As it happened, we were just around the corner from where I set the opening scene of The Look, which is Carnaby Street. So afterwards, I took a picture to celebrate:

I used to work a street away from here, in my last job before I sat down to write Threads, and they were busy, happy times. It always gives me a bit of a thrill to come back. And it was extra lovely to do it with Tina, who’s the marketing lady for Chicken House and who, we then discovered, looks VERY GOOD INDEED in the posh new silk hairbands they’re selling in Liberty at the moment. I made her try several of them on, and they were all gorgeous. I really hope she gets one for Christmas.

Then it was on to lunch with my lovely publisher, Barry, and Elinor, who sells the foreign rights all over the world (Threads has lately gone to Spain, I discovered, and will be out in Japan quite soon – yay!). They were meeting two Dutch publishers and very kindly invited me along. As someone who writes about fashion, I was deeply impressed by the Chinese top and palazzo pants worn by the very elegant Heleen. We talked books for a couple of hours, and it was bliss.
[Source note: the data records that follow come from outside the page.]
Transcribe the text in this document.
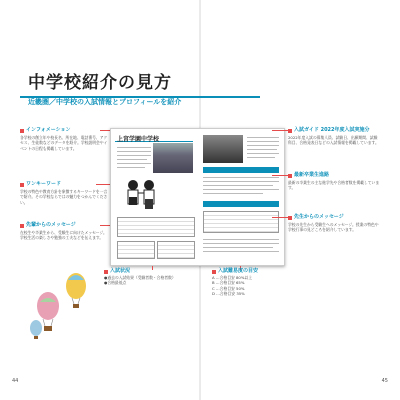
中学校紹介の見方
近畿圏／中学校の入試情報とプロフィールを紹介
インフォメーション
各学校の創立年や校長名、所在地、電話番号、アクセス、生徒数などのデータを紹介。学校説明会やイベントの日程も掲載しています。
ワンキーワード
学校の特色や教育方針を象徴するキーワードを一言で紹介。その学校ならではの魅力をつかんでください。
先輩からのメッセージ
在校生や卒業生から、受験生に向けたメッセージ。学校生活の楽しさや勉強の工夫などを伝えます。
上宮学園中学校
入試ガイド 2022年度入試実施分
2022年度入試の募集人員、試験日、出願期間、試験科目、合格発表日などの入試情報を掲載しています。
最新卒業生進路
最新の卒業生の主な進学先や合格者数を掲載しています。
先生からのメッセージ
学校の先生から受験生へのメッセージ。授業の特色や学校行事の見どころを紹介しています。
入試状況
●過去の入試結果（受験者数・合格者数）
●合格最低点
入試難易度の目安
A …合格目安 80%以上
B …合格目安 65%
C …合格目安 50%
D …合格目安 35%
44	45
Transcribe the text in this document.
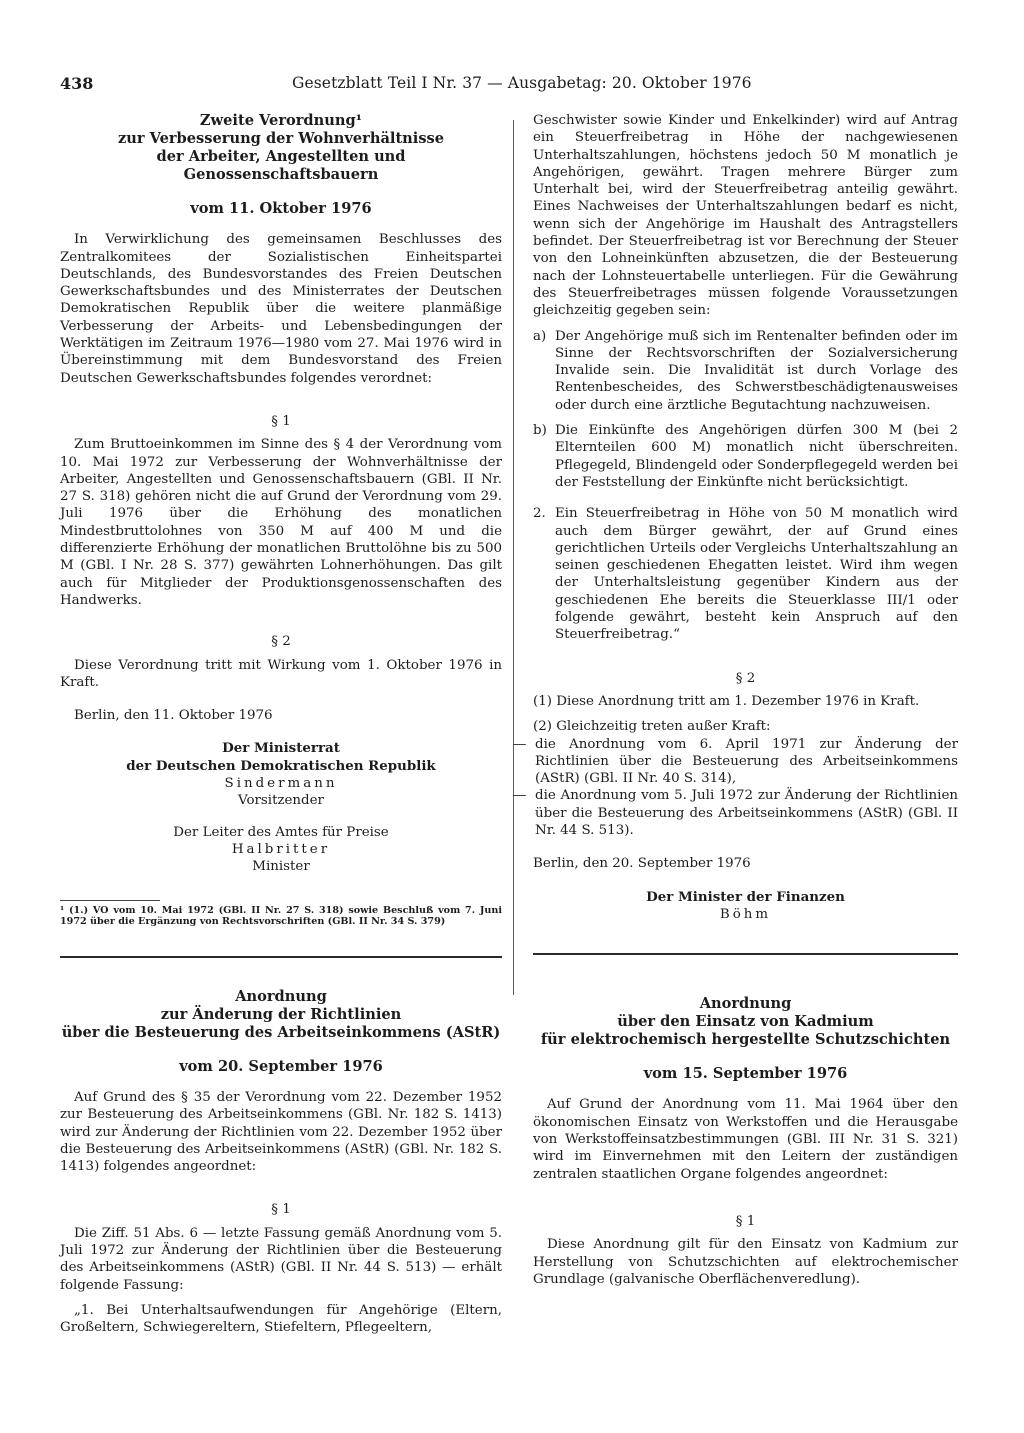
438	Gesetzblatt Teil I Nr. 37 — Ausgabetag: 20. Oktober 1976

Zweite Verordnung¹

zur Verbesserung der Wohnverhältnisse

der Arbeiter, Angestellten und Genossenschaftsbauern

vom 11. Oktober 1976

In Verwirklichung des gemeinsamen Beschlusses des Zentralkomitees der Sozialistischen Einheitspartei Deutschlands, des Bundesvorstandes des Freien Deutschen Gewerkschaftsbundes und des Ministerrates der Deutschen Demokratischen Republik über die weitere planmäßige Verbesserung der Arbeits- und Lebensbedingungen der Werktätigen im Zeitraum 1976—1980 vom 27. Mai 1976 wird in Übereinstimmung mit dem Bundesvorstand des Freien Deutschen Gewerkschaftsbundes folgendes verordnet:

§ 1

Zum Bruttoeinkommen im Sinne des § 4 der Verordnung vom 10. Mai 1972 zur Verbesserung der Wohnverhältnisse der Arbeiter, Angestellten und Genossenschaftsbauern (GBl. II Nr. 27 S. 318) gehören nicht die auf Grund der Verordnung vom 29. Juli 1976 über die Erhöhung des monatlichen Mindestbruttolohnes von 350 M auf 400 M und die differenzierte Erhöhung der monatlichen Bruttolöhne bis zu 500 M (GBl. I Nr. 28 S. 377) gewährten Lohnerhöhungen. Das gilt auch für Mitglieder der Produktionsgenossenschaften des Handwerks.

§ 2

Diese Verordnung tritt mit Wirkung vom 1. Oktober 1976 in Kraft.

Berlin, den 11. Oktober 1976

Der Ministerrat

der Deutschen Demokratischen Republik

Sindermann

Vorsitzender

Der Leiter des Amtes für Preise

Halbritter

Minister

¹ (1.) VO vom 10. Mai 1972 (GBl. II Nr. 27 S. 318) sowie Beschluß vom 7. Juni 1972 über die Ergänzung von Rechtsvorschriften (GBl. II Nr. 34 S. 379)

Anordnung

zur Änderung der Richtlinien

über die Besteuerung des Arbeitseinkommens (AStR)

vom 20. September 1976

Auf Grund des § 35 der Verordnung vom 22. Dezember 1952 zur Besteuerung des Arbeitseinkommens (GBl. Nr. 182 S. 1413) wird zur Änderung der Richtlinien vom 22. Dezember 1952 über die Besteuerung des Arbeitseinkommens (AStR) (GBl. Nr. 182 S. 1413) folgendes angeordnet:

§ 1

Die Ziff. 51 Abs. 6 — letzte Fassung gemäß Anordnung vom 5. Juli 1972 zur Änderung der Richtlinien über die Besteuerung des Arbeitseinkommens (AStR) (GBl. II Nr. 44 S. 513) — erhält folgende Fassung:

„1. Bei Unterhaltsaufwendungen für Angehörige (Eltern, Großeltern, Schwiegereltern, Stiefeltern, Pflegeeltern,

Geschwister sowie Kinder und Enkelkinder) wird auf Antrag ein Steuerfreibetrag in Höhe der nachgewiesenen Unterhaltszahlungen, höchstens jedoch 50 M monatlich je Angehörigen, gewährt. Tragen mehrere Bürger zum Unterhalt bei, wird der Steuerfreibetrag anteilig gewährt. Eines Nachweises der Unterhaltszahlungen bedarf es nicht, wenn sich der Angehörige im Haushalt des Antragstellers befindet. Der Steuerfreibetrag ist vor Berechnung der Steuer von den Lohneinkünften abzusetzen, die der Besteuerung nach der Lohnsteuertabelle unterliegen. Für die Gewährung des Steuerfreibetrages müssen folgende Voraussetzungen gleichzeitig gegeben sein:

a) Der Angehörige muß sich im Rentenalter befinden oder im Sinne der Rechtsvorschriften der Sozialversicherung Invalide sein. Die Invalidität ist durch Vorlage des Rentenbescheides, des Schwerstbeschädigtenausweises oder durch eine ärztliche Begutachtung nachzuweisen.
b) Die Einkünfte des Angehörigen dürfen 300 M (bei 2 Elternteilen 600 M) monatlich nicht überschreiten. Pflegegeld, Blindengeld oder Sonderpflegegeld werden bei der Feststellung der Einkünfte nicht berücksichtigt.
2. Ein Steuerfreibetrag in Höhe von 50 M monatlich wird auch dem Bürger gewährt, der auf Grund eines gerichtlichen Urteils oder Vergleichs Unterhaltszahlung an seinen geschiedenen Ehegatten leistet. Wird ihm wegen der Unterhaltsleistung gegenüber Kindern aus der geschiedenen Ehe bereits die Steuerklasse III/1 oder folgende gewährt, besteht kein Anspruch auf den Steuerfreibetrag.“

§ 2

(1) Diese Anordnung tritt am 1. Dezember 1976 in Kraft.

(2) Gleichzeitig treten außer Kraft:

— die Anordnung vom 6. April 1971 zur Änderung der Richtlinien über die Besteuerung des Arbeitseinkommens (AStR) (GBl. II Nr. 40 S. 314),
— die Anordnung vom 5. Juli 1972 zur Änderung der Richtlinien über die Besteuerung des Arbeitseinkommens (AStR) (GBl. II Nr. 44 S. 513).

Berlin, den 20. September 1976

Der Minister der Finanzen

Böhm

Anordnung

über den Einsatz von Kadmium

für elektrochemisch hergestellte Schutzschichten

vom 15. September 1976

Auf Grund der Anordnung vom 11. Mai 1964 über den ökonomischen Einsatz von Werkstoffen und die Herausgabe von Werkstoffeinsatzbestimmungen (GBl. III Nr. 31 S. 321) wird im Einvernehmen mit den Leitern der zuständigen zentralen staatlichen Organe folgendes angeordnet:

§ 1

Diese Anordnung gilt für den Einsatz von Kadmium zur Herstellung von Schutzschichten auf elektrochemischer Grundlage (galvanische Oberflächenveredlung).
So Wednesday was one of those pretty ideal days that don’t happen to a writer very often, and have to be tucked away and treasured so they can be appreciated later, when it’s all a lot more difficult and complicated.

Which is what the rest of the week has been like.

That lovely new story I was so looking forward to writing has hit a brick wall. It. Will. Not. Come. And now I’m thinking about another one, which originally occurred to me as a radio play, but might work as a book. But that’s no picnic either. I think I’m just going to have to read, and think, and wait until something clicks and a voice emerges and I can start again.

I love my job, but it’s not always easy. Actually, it’s not ever easy. If you’re reading this because you can’t decide what to write, I sympathise!